Na caixa postal da tua idade
Deposito aos poucos a memória
Sei coisas que tu não imaginas:
A fome diária mal disfarçada
Ao longo das batatas da semana.
Os pés descalços na missa de domingo
Entre botas de quem podia mais.
A lágrima numa medalha ao sol
Num dia dez de Junho na TV.
Sei coisas que tu não imaginas:
A morte a instalar o luto
Por telefone e telegrama à porta.
A Europa num comboio nocturno
Sem fronteiras para a dor.
As prisões como navios pedidos
À procura duma chave ou da luz.
Podia ser um pedaço de pão
Hoje não se curvam já a ele
Nem o beijam em respeito à vida.
Perdem-se em buracos de som
Sapatos de ténis debaixo da terra.
E não escrevem cartas nem escrevem
O que não sabem nem procuram.
In «Leme de Luz» (edição Sol XXI Poesia – 1993)
as coisas que tu sabes e que eu não imagino – mas só porque quando me meto a imaginar são coisas boas, sem prisões e sem dor. mas sim, às vezes é preciso viver para contar. :-)
Na Rua Sacadura Cabral no MOntijo prenderam em 1958 todos os operários de um «fabrico» de rolhas e o dono também – para não andar a apoiar o Humberto Delgado. No mesmo ano foram presos os moços do conjunto «Lua Azul» perto do tempo das festas de São Pedro. Agora…
Não estarás atrasado no tempo? Só agora te chegou a febre da intervenção? Tu, um poeta sempre virado para o seu próprio umbigo, sempre a falar de banalidades, da terrinha, dos petiscos, das baladas a esta e àquela menina, vens agora armado em bom apregoar o que nunca te interessou? É estranho. Alguma tens na manga. «Agora…», terminas tu. Agora o quê, pergunto eu?
ó pá, deixa-te de cantigas, pareces os gajos do festival da canção, é viró disco e tocó mesmo, se calhar pá, no tempo dos outros ou da outra senhora, meu, comias à mesa com os bufos, olha lá, pá, gajos comó cunhal que deram o litro pela merda em que acreditavam há poucos, agora, como tu dizes, AGORA como tu há muitos, de tal forma macacos que o objectivo meu cagamelo é terem uma hoover e anunciarem ao povo «eu tenho e tu não», tás a ver ó trambolho?! é a trampa discursiva à la poète de merde como tu, que fez deste país o charco de incompetentes em que laboram sob o olhar cego da foleirada, os bestas como Cavavos, sócrates e as merdas menores mas tão grandes quanto os primeiros, tás a perceber ó engagé do caraças pá!?bebe água de vez em quando, prós ter petit cerveau poder desmaiar a porcaria, fogo, pá, não móbrigues a escrever meu, que tu não mereces ó bandalho!

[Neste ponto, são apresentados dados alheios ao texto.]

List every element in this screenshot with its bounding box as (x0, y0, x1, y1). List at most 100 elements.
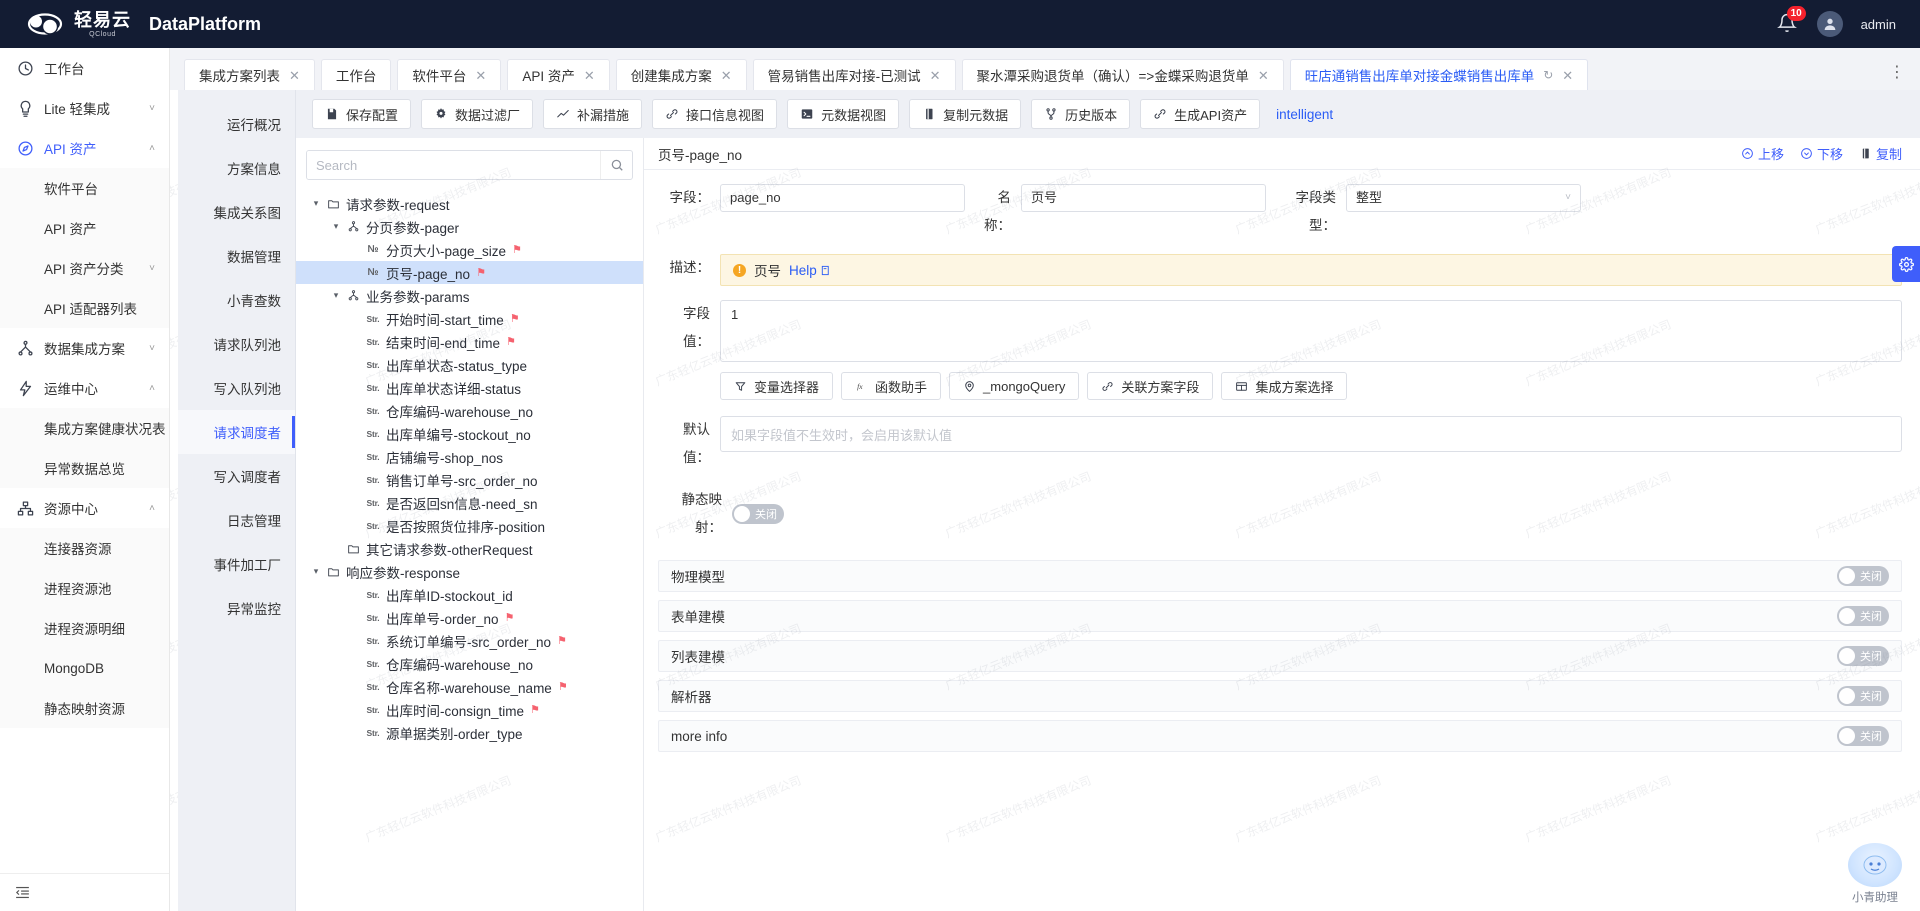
tree-caret[interactable]: ▾ (348, 612, 364, 623)
reload-icon[interactable]: ↻ (1543, 68, 1553, 82)
tree-node-17[interactable]: ▾Str. 出库单ID-stockout_id (296, 583, 643, 606)
subnav-item-5[interactable]: 请求队列池 (178, 322, 295, 366)
value-chip-2[interactable]: _mongoQuery (949, 372, 1080, 400)
tree-node-20[interactable]: ▾Str. 仓库编码-warehouse_no (296, 652, 643, 675)
sidebar-item-5[interactable]: 资源中心 ˄ (0, 488, 169, 528)
close-icon[interactable]: ✕ (584, 69, 595, 82)
sidebar-subitem-5-1[interactable]: 进程资源池 (0, 568, 169, 608)
close-icon[interactable]: ✕ (475, 69, 486, 82)
tree-node-6[interactable]: ▾Str. 结束时间-end_time ⚑ (296, 330, 643, 353)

«Trova do Vento que Passa»
Pergunto ao vento que passa
notícias do meu país
e o vento cala a desgraça
o vento nada me diz.
Pergunto aos rios que levam
tanto sonho à flor das águas
e os rios não me sossegam
levam sonhos deixam mágoas.
Levam sonhos deixam mágoas
ai rios do meu país
minha pátria à flor das águas
para onde vais? Ninguém diz.
Se o verde trevo desfolhas
pede notícias e diz
ao trevo de quatro folhas
que morro por meu país.
Pergunto à gente que passa
por que vai de olhos no chão.
Silêncio — é tudo o que tem
quem vive na servidão.
Vi florir os verdes ramos
direitos e ao céu voltados.
E a quem gosta de ter amos
vi sempre os ombros curvados.
E o vento não me diz nada
ninguém diz nada de novo.
Vi minha pátria pregada
nos braços em cruz do povo.
Vi minha pátria na margem
dos rios que vão pró mar
como quem ama a viagem
mas tem sempre de ficar.
Vi navios a partir
(minha pátria à flor das águas)
vi minha pátria florir
(verdes folhas verdes mágoas).
Há quem te queira ignorada
e fale pátria em teu nome.
Eu vi-te crucificada
nos braços negros da fome.
E o vento não me diz nada
só o silêncio persiste.
Vi minha pátria parada
à beira de um rio triste.
Ninguém diz nada de novo
se notícias vou pedindo
nas mãos vazias do povo
vi minha pátria florindo.
E a noite cresce por dentro
dos homens do meu país.
Peço notícias ao vento
e o vento nada me diz.
Mas há sempre uma candeia
dentro da própria desgraça
há sempre alguém que semeia
canções no vento que passa.
Mesmo na noite mais triste
em tempo de servidão
há sempre alguém que resiste
há sempre alguém que diz não.
Manuel Alegre
fogo, este não foi à escola comercial.